Why Were So Many People Wearing Black at The Golden Globes?

The 75th Annual Golden Globes took place last night, and the red carpet was star studded, but donned in black. 

Did a notorious Hollywood name die? No. Black was worn on the red carpet by many men and women in solidarity with the #TimesUp movement. 

The Golden Globes red carpet is usually overflowing with color and sequins, and this year stars like Reese Witherspoon, Oprah, and Meryl Streep all chose to wear black. Even many male celebrities chose to stand in solidarity by wearing black and pinning a black and white TIME'S UP pin to their lapels.

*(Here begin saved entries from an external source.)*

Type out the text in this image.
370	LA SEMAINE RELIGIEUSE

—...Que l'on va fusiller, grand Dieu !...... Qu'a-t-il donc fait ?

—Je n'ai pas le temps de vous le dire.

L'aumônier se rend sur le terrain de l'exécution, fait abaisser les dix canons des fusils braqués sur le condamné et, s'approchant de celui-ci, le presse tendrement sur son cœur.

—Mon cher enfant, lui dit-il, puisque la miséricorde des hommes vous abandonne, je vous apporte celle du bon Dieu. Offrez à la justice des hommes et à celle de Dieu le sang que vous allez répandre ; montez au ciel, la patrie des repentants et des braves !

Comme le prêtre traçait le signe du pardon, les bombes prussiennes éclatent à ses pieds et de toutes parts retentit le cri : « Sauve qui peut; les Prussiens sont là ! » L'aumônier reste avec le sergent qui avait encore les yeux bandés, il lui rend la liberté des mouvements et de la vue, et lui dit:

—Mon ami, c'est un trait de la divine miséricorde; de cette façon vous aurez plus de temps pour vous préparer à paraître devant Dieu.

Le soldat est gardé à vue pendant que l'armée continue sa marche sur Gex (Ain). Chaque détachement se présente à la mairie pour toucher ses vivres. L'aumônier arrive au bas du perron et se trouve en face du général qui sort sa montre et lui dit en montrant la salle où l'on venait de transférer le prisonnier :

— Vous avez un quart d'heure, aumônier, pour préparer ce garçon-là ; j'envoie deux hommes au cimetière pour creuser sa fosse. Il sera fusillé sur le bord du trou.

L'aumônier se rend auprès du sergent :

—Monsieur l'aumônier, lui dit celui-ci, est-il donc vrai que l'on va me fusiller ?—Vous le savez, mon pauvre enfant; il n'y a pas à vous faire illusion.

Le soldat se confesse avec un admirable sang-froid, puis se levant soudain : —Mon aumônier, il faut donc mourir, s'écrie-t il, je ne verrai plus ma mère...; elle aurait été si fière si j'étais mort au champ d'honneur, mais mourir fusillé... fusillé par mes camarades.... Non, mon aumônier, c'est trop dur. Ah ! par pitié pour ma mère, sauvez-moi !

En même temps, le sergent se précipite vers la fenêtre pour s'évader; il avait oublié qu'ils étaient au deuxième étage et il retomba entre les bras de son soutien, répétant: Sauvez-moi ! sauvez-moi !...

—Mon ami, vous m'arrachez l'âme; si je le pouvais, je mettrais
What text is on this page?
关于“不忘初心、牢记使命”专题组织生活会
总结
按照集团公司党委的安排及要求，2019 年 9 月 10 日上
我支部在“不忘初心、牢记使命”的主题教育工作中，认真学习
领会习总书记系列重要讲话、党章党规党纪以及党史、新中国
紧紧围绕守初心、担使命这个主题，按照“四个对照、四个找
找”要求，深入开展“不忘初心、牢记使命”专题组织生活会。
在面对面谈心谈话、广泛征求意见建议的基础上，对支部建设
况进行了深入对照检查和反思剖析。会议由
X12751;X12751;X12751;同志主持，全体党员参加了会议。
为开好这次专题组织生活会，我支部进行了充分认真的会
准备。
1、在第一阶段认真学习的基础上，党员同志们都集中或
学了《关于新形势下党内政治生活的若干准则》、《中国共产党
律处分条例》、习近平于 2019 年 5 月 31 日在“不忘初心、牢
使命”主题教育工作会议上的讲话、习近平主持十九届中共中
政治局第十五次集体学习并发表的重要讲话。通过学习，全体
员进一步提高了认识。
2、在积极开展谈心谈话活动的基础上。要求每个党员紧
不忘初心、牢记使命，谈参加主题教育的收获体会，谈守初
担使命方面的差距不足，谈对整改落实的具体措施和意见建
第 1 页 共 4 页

Time's Up started showing up on our social media feeds in 2018 by the women of the entertainment industry who have chosen to stand in solidarity with women who have faced inequality and injustice in the workplace. Women in the entertainment industry have begun to speak out against their abusers rather than staying with the trend of keeping quiet. 

Back in November, 700,000 women from the Alianza Nacional de Campesinas, an alliance of women who are current and former farm workers or hail from families of farm workers, penned a letter that they stood with the women of Hollywood speaking against their oppression they are facing in the industry. Read the original letter here. 

In response, the Time's Up movement was created. Women of the entertainment industry are in an extremely vulnerable time right now. One of the biggest reasons for survivors of harassment and sexual assault do not speak out is the fear of being exiled from their workplace or not being believed. Women in the entertainment industry have tolerated sexual assault from higher ups in the industry for fear of their careers being halted if they spoke out. We have decided to no longer make this the normal fact of life, that no longer are women going to keep quiet about what they have experienced. Men in Hollywood are getting called out and taken off of projects for sexually assaulting both women AND men. 

"Powered by women, TIME’S UP addresses the systemic inequality and injustice in the workplace that have kept underrepresented groups from reaching their full potential. We partner with leading advocates for equality and safety to improve laws, employment agreements, and corporate policies; help change the face of corporate boardrooms and the C-suite; and enable more women and men to access our legal system to hold wrongdoers accountable." 

The above statement comes directly from the Time's Up website. If you ever feel as if you have ever been treated unfairly in the workplace, they give resources on how to seek justice. In response to the women of the Alianza Nacional de Campesinas, a response letter was penned, that sits on the front of their website.

Letter of Solidarity

1 in 3 women have been sexually harassed in the workplace and 71% of those women did not report it. 

25% of sexual harassment cases reported by EEOC were by women in service level industries.

Women in male dominated industries are more likely to be harassed than women who work in balanced or female dominated industries. 

White women are paid 81 cents to the dollar of their white male counterparts. For women in minorities, Asian women were paid 88 cents, Black women are paid 65 cents, and Hispanic women are paid 59 cents to the white male dollar. 

From 2007 to 2016 only 4% of the top earning directors were female, and seven of those were a woman of color. 

More than 1/3 of the world do not have any laws protecting people from sexual harassment. 

1 in 30 C-Suite leaders are a woman of color.

Statistics provided by Time's Up.

Before I end this article, I feel the need to point something out. So many people mistake feminism as hating men, or wanting women to overtake men in their industries. This isn't true. Feminists want EQUALITY in their chosen fields. We want to make the same amount of money as the white man that is exactly equal to them in their job positions. We don't want to feel scared to report harassment in our industries due to the fear of being exiled. According to Merriam Webster the definition of feminism is "the theory of the political, economic, and social equality of the sexes."